There is still a long way to go before any treatments can be tested in humans. The study involved a very small sample size, and researchers would have to first determine whether Subdoligranulum didolesgii interacts with other microbes in the gut.
Furthermore, the scientists only observed Subdoligranulum didolesgii in 20% of the people at-risk for or living with rheumatoid arthritis, according to Chriswell. This left them wondering if other microbes in the gut could similarly act as triggers in other patients.
To answer these questions, Chriswell's team is currently working to study the prevalence of Subdoligranulum didolesgii in larger populations, as well as to define the exact mechanisms by which the bacteria trigger the release of autoantibodies.
Ultimately, the researchers aim to better define the complex interplay between Subdoligranulum didolesgii, environmental risk factors such as other microbes, immune and genetic risk factors, and the appearance of rheumatoid arthritis in patients.

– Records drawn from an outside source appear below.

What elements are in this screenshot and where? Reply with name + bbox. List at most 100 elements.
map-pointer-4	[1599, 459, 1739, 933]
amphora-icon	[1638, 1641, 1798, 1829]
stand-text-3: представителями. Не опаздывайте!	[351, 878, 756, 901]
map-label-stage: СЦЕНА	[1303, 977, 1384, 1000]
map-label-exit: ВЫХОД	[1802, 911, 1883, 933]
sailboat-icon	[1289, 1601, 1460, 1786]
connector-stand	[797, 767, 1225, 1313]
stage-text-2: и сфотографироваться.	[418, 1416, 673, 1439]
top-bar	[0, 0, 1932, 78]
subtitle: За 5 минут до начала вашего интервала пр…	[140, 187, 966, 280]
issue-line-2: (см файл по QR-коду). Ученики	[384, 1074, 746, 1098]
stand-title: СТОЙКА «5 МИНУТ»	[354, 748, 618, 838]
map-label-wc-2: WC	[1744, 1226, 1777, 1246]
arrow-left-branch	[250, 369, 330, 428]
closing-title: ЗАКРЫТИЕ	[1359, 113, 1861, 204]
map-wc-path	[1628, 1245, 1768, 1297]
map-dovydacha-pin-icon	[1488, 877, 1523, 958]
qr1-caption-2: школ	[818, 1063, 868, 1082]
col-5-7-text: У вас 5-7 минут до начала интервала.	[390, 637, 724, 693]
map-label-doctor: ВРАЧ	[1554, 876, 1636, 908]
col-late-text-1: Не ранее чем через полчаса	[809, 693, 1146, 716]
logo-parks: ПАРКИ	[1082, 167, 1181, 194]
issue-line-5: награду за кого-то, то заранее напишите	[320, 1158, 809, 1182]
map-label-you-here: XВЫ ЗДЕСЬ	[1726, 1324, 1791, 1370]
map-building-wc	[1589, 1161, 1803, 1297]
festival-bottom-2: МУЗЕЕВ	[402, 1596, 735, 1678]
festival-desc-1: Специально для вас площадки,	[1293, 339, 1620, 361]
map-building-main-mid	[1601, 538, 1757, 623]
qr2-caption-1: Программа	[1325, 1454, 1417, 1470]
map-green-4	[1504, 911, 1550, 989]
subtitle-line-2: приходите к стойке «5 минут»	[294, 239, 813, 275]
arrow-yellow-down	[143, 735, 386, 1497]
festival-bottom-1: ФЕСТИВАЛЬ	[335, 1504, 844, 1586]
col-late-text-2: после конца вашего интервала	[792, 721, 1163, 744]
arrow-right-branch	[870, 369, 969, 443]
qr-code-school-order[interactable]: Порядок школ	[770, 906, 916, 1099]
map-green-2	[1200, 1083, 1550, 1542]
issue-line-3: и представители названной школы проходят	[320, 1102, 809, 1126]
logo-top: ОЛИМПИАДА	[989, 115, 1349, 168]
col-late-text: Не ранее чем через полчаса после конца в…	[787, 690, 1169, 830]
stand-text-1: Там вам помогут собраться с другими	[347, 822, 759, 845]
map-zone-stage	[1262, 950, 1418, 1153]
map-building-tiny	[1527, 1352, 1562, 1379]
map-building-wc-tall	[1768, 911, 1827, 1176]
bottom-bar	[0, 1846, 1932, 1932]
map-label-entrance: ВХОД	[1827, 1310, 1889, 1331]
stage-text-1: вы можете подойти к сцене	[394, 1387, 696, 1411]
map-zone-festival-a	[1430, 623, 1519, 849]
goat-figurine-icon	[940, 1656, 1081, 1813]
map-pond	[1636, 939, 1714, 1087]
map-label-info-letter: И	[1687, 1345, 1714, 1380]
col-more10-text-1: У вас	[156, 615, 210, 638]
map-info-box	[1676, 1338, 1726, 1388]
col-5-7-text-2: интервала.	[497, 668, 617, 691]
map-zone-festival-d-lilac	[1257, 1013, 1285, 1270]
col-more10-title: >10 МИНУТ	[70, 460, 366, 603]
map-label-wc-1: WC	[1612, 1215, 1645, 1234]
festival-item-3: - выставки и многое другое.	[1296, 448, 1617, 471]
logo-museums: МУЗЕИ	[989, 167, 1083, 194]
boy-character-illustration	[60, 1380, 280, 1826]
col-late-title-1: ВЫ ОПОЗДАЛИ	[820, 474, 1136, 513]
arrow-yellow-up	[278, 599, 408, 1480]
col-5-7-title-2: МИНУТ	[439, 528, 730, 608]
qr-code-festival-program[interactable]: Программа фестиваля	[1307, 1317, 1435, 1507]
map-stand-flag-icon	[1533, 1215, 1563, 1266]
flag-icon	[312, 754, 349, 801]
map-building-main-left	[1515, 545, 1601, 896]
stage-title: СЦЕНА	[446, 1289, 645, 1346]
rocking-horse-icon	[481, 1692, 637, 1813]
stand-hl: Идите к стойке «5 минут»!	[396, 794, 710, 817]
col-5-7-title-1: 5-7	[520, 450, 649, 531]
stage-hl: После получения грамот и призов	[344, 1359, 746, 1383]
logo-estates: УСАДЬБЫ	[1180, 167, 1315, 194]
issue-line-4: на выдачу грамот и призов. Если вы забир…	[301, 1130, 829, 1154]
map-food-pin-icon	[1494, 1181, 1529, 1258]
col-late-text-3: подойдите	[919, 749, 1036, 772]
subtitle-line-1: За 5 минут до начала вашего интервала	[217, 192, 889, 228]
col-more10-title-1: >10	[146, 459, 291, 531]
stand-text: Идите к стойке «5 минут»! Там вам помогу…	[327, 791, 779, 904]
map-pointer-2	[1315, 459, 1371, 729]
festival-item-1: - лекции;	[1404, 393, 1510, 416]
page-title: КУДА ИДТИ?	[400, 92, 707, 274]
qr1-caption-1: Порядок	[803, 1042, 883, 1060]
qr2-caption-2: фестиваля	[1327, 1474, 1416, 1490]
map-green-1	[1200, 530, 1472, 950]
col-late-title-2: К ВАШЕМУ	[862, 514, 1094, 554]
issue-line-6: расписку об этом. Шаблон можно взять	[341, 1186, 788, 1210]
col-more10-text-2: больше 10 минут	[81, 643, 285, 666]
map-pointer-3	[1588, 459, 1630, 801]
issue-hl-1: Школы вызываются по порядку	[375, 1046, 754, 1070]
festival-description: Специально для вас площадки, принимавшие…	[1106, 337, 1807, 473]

In a Focus article related to the study, scientists Rabi Upadhyay and Dan Littman argue that the new discoveries provide strong support for the mucosal origins hypothesis, which proposes that rheumatoid arthritis first begins with environmental interactions in mucosal surfaces before progressing to the joints.
"By identifying the specific gut microbiota that may be the provocateurs of the original local immune response, and perhaps by pursuing clinical trials where these bacteria are eliminated in at-risk individuals, rheumatologists may finally stand a chance of reversing or preventing disease," they conclude.